OSCON: Data-mining from Open APIs

My afternoon tutorial is Data-mining from Open APIs given by Toby Segaran. I'm currently stuck on the end of a row without access to a power socket, so we'll have to see how my battery holds out.

Toby Segaran talking about Data-mining

Having paged through the book I'm a bit unsure I really want to be in this tutorial, Toby has started out with a fairly dry discussion of what data mining actually is, which isn't really that reassuring. I don't think this is going to be the fun fast-paced tutorial on mashups that I was expecting. I think next year I should probably read the tutorial descriptions before picking what I'm going to, rather than waiting till I arrive at the conference.

Apparently he's got an book "Programming Collective Intelligence", which covers a lot of the same ground as this tutorial, due out in August with O'Reilly.

Update: Oh, he's just started to talk about regression trees and the CART algorithim. Moving on from supervised regression trees, he's talking about unsupervised methods.

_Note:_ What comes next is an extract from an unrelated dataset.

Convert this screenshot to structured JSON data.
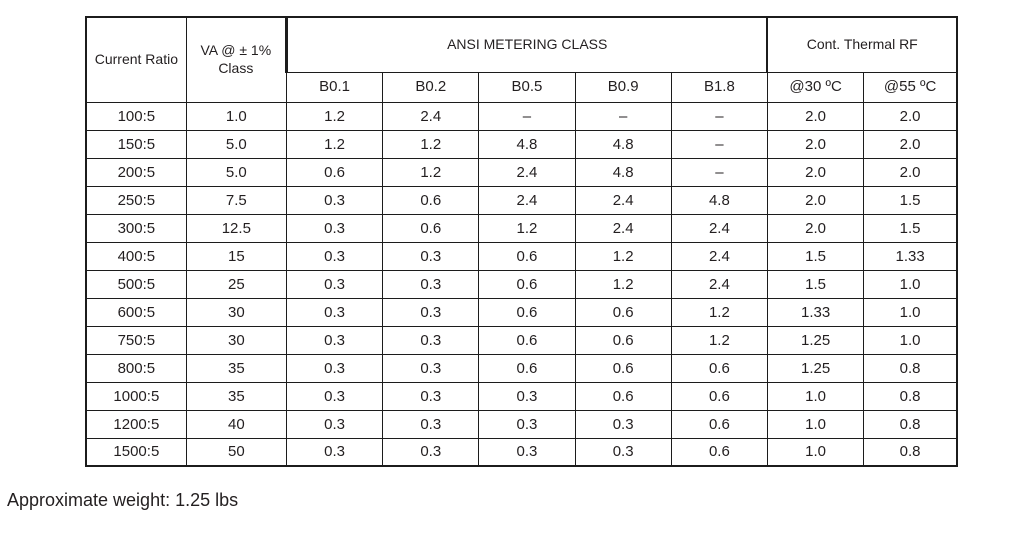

Update: He's basing his unsupervised data mining example on grouping blogs on hierarchical clusters. He's using Mark Pilgrim's Universal Feed Reader to harvest the data from the Technorati top one hundred blogs,

I've sure you've all seen blogs...

with lots of Python code flipping across the screen he's building up a matrix of word occurrences and determining the distance between two blogs using Euclidean distance between the word counts. I guess that's okay for a simple example but there are other distance metrics; Manhattan, Tanamoto, Pearson Correlation, Chebychev and Spearman.

Update: He's showing how you can use Dendrograms and K-means Clustering to show how the blogs cluster up. I'm a bit frustrated here, this is good stuff, but his code is written in eight point font, black on white, and almost total unreadable.

Update: Okay, we've just broken for fifteen minutes for an unscheduled break...

Update: We just had about three quarters of an hour of network down time. The network crash happened just as I was posting an update, which appears to be toast. I hate it when that happens...

Update: ...okay, he's just finished two hours early. Erm? What on Earth!?